Les Gorilles du Général : comment protéger de Gaulle en pleine guerre d’Algérie ?

Inspiré par l’histoire des vrais gardes du corps de Charles de Gaulle, Les Gorilles du Général, de Xavier Dorison et Julien Telo, plonge dans la France de la fin des années 1950. Chargés de la sécurité du chef de l’Etat, Max Milan, Ange Santoni, Alain Zerf et Georges Bertier ont fort à faire avec le mépris du risque voire l’inconscience manifestés par le général de Gaulle. En pleine guerre d’Algérie, les menaces d’attentats sont pourtant bien réelles.
Tout commence dans une petite église sous la pluie, le jour de l’inhumation du général de Gaulle. Quatre hommes à la carrure imposante et à l’air attristé, accompagnent celui qu’ils ont protégé, celui avec qui ils ont partagé plus d’une décennie. Les souvenirs remontent alors à la surface. Le cœur de ce premier album concerne septembre 1959, alors que “pépère”, surnom affectueux donné par les quatre gorilles, est président de la République depuis décembre de l’année précédente.

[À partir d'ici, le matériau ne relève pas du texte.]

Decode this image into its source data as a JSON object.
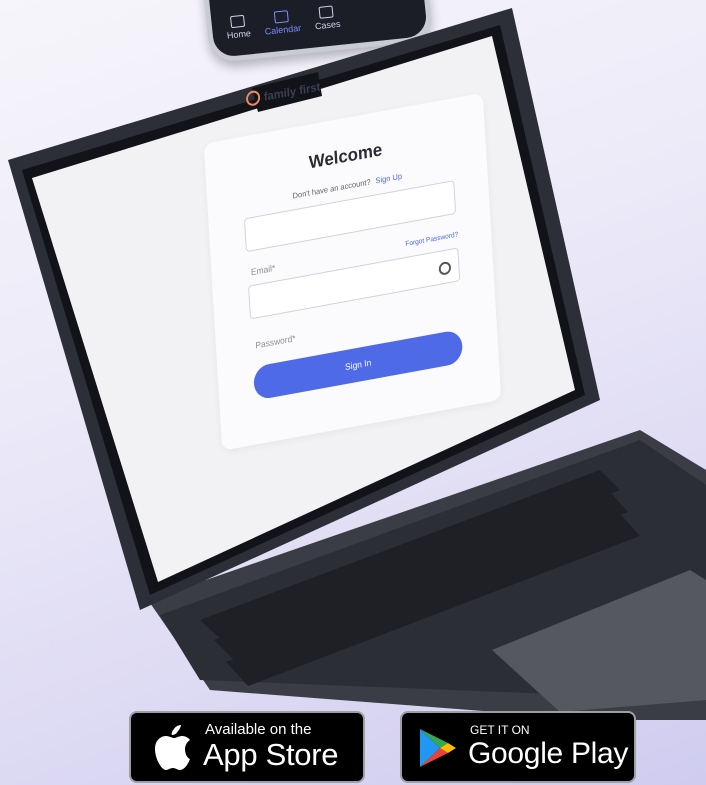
{
  "phone": {
    "tabs": [
      {
        "label": "Home",
        "icon": "home-icon"
      },
      {
        "label": "Calendar",
        "icon": "calendar-icon"
      },
      {
        "label": "Cases",
        "icon": "cases-icon"
      }
    ]
  },
  "login": {
    "brand": "family first",
    "title": "Welcome",
    "no_account": "Don't have an account?",
    "signup": "Sign Up",
    "email_label": "Email*",
    "forgot": "Forgot Password?",
    "password_label": "Password*",
    "signin": "Sign In"
  },
  "badges": {
    "appstore_small": "Available on the",
    "appstore_big": "App Store",
    "gplay_small": "GET IT ON",
    "gplay_big": "Google Play"
  },
  "colors": {
    "accent": "#4f6ae6",
    "brand": "#f18a63"
  }
}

Crédit : Dorison / Telo / Casterman
L’aube des métamorphoses sociales
Xavier Dorison et Julien Telo ont saisi la particularité de la fin des années 1950 qui voit la France entrer inexorablement dans la modernité. La machine à laver fait rêver les épouses (p. 47). Ici d’ailleurs, les rapports de genre sont bien rendus sans convoquer un féminisme hors de propos, sauf à vouloir sacrifier à une historiographie à la mode. On entre dans Paris non par l’entrelacs du périphérique, mais par la petite route de campagne (p. 42). La reconstitution est fidèle. Le dessin dynamique de Julien Telo * oscille entre les plans larges où Paris se découvre et les gros plans des visages sur lesquels les sentiments contrastés disent les inquiétudes ou les joies.
Crédit : Dorison / Telo / Casterman
Des statures à la Lino Ventura
Le capitaine Milan est un gorille formé au sein du FBI, rompu à toutes les nouvelles techniques de surveillance et de protection. Il est le beau gosse des romans de Jean Bruce, inflexible et agile. Les trois autres s’en tiennent à leur instinct, la boxe et l’esprit d’équipe. Ce sont des « gueules » tout droit sorties d’un polar en noir et blanc avec Lino Ventura.
La fin douloureuse de la guerre d’Algérie
Le tragique affleure de la bonhomie franchouillarde des gorilles. Le tragique c’est la guerre qui déchire les familles comme elle déchire la France et l’Algérie. Les auteurs ont bien saisi les drames intérieurs des deux côtés de la Méditerranée. La peur de voir partir son fils conduit certains personnages à louvoyer entre leur honneur forgé dans la Résistance et les combines pour obtenir un sursis. Le cas de conscience de Zerf, Franco-Berbère qui a laissé sa sœur au pays, rend compte du trouble humain qui se joue (p.7-9 ; p. 85). C’est lorsque l’intime rencontre l’histoire du pays qu’émergent la puissance et la profondeur du scénario de Xavier Dorison **.
Crédit : Dorison / Telo / Casterman
De l’homme providentiel aux « coups fourrés » du SAC
En surplomb, le général de Gaulle, l’homme providentiel (p.63), personnalité qui rayonne, qui impose le respect et qui est pourtant presque éthérée. Le lien indéfectible qui lie les gorilles au président de la République, fait de respect et d’admiration, est presque physique, loin de toute idéologie. Cette figure tutélaire est protégée non seulement par ses gorilles, mais par Jacques Foccart, le chanoine, toujours bien informé et lucide (p. 16). Il recrute des personnages peu recommandables (p.57), il organise, il déjoue les projets d’attentats, parfois sans scrupule. Les « coups fourrés » et la torture peuvent ici être utiles s’ils permettent de sauver la situation. Les auteurs évoquent l’existence du fameux Service d’Action Civique, que nos quatre héros côtoient, la part sombre d’un régime qui s’installe et auquel tout le monde s’accroche parce qu’il doit assurer la stabilité.
Cette fiction, inspirée de faits réels, est complétée par un cahier historique en annexe. Il permet de mettre en perspective les choix scénaristiques et graphiques des auteurs. Un premier tome passionnant, relecture originale du gaullisme et de l’histoire des Trente glorieuses, dont on attend la suite avec impatience.
Crédit : Dorison / Telo / Casterman
* : auteur de la série Elric.
** : auteur notamment des séries Le Troisième Testament, Undertaker et du roman graphique Goldorak.
Les Gorilles du Général. Xavier Dorison (scénario). Julien Télo (dessin). Casterman. 96 pages. 21,95 euros.